Semmai scatta la voglia pruriginosa – da cui l’effetto bomba dell’opera – di andare a centellinare il lessico stretto che disegna i difficili rapporti tra i due partiti. Rapporti che proprio in queste ore (e qualcuno giura che un po’ c’entri anche il libro – ndr) si sono ulteriormente deteriorati alla Pisana guidata da Francesco Rocca.
Echi alla Pisana?

Con Guido Crosetto invece il discorso è diverso. Lui è il “ministrone” pratico, o almeno era visto come tale. Il gigante che possedeva tutta la pragmaticità di chi non è ammalato a ideologie spinte o moti di spleen. Qualcuno insomma vedeva nel Ministro della Difesa una sorta di argine cartesiano alle derive urlate del sovranismo più acceso inside Fdi.

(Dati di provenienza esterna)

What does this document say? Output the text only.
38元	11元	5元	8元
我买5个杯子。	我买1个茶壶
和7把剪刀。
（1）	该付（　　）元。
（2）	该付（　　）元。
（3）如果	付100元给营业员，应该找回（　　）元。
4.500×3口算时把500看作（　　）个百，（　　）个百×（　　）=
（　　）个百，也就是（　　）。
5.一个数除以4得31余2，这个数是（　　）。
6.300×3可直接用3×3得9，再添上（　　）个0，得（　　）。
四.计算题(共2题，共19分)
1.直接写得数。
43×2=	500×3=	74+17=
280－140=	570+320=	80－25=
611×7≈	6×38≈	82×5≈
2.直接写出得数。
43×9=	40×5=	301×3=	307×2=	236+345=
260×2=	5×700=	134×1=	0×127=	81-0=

Ed invece, almeno stando a quanto riporta “Fratelli di Chat”, con Crosetto pare essere accaduta la stessa cosa che accadde con il John Wayne descritto da un Carlo Verdone in vena di millanterie da celluloide in “Borotalco”. Di Salvini altri parlavano come di uno “che fa accordi sottobanco con Renzi per il cognato Denis Verdini” e Crosetto ha rincarato in merito a certe sue scelte “Un atto da cialtrone superficiale”.
Ossessionato dai complotti
Ma il focus non è questo, semmai è l’atteggiamento con lessico annesso che Crosetto ha sempre dimostrato nei confronti dei giudici, che lui pare veda come una sorta di Spektre. E che puntualmente pare avvisasse uomini e donne del partito che “l’attacco del braccio armato giudiziario” era imminente.
I media spiegano che lui questa cosa la ripeteva “come un mantra nel 2021, nel 2022, fino alla vigilia delle elezioni. Un’ossessione che, a detta degli stessi interlocutori di Crosetto, rasentava il delirio persecutorio”.
“Dobbiamo essere uccisi”

Secondo il ministro e co-fondatore di Fratelli d’Italia, la giustizia italiana “si muoveva con un preciso intento politico, con lo scopo di colpire il partito della Meloni nel momento cruciale della sua ascesa”. E non certo con toni da balera. “Noi, gli unici ‘antisistema’ dobbiamo essere eliminati, espulsi, uccisi, eliminati. Senza pietà. Come solo la sx dc sa fare. I fronti saranno molti. Intanto da oggi l’ordine di scuderia al braccio armato giudiziario”.
Poi però andava placido e Peace and Love in tv o sui social a spiegare che lui alludeva a singoli casi e non ad vero disegno.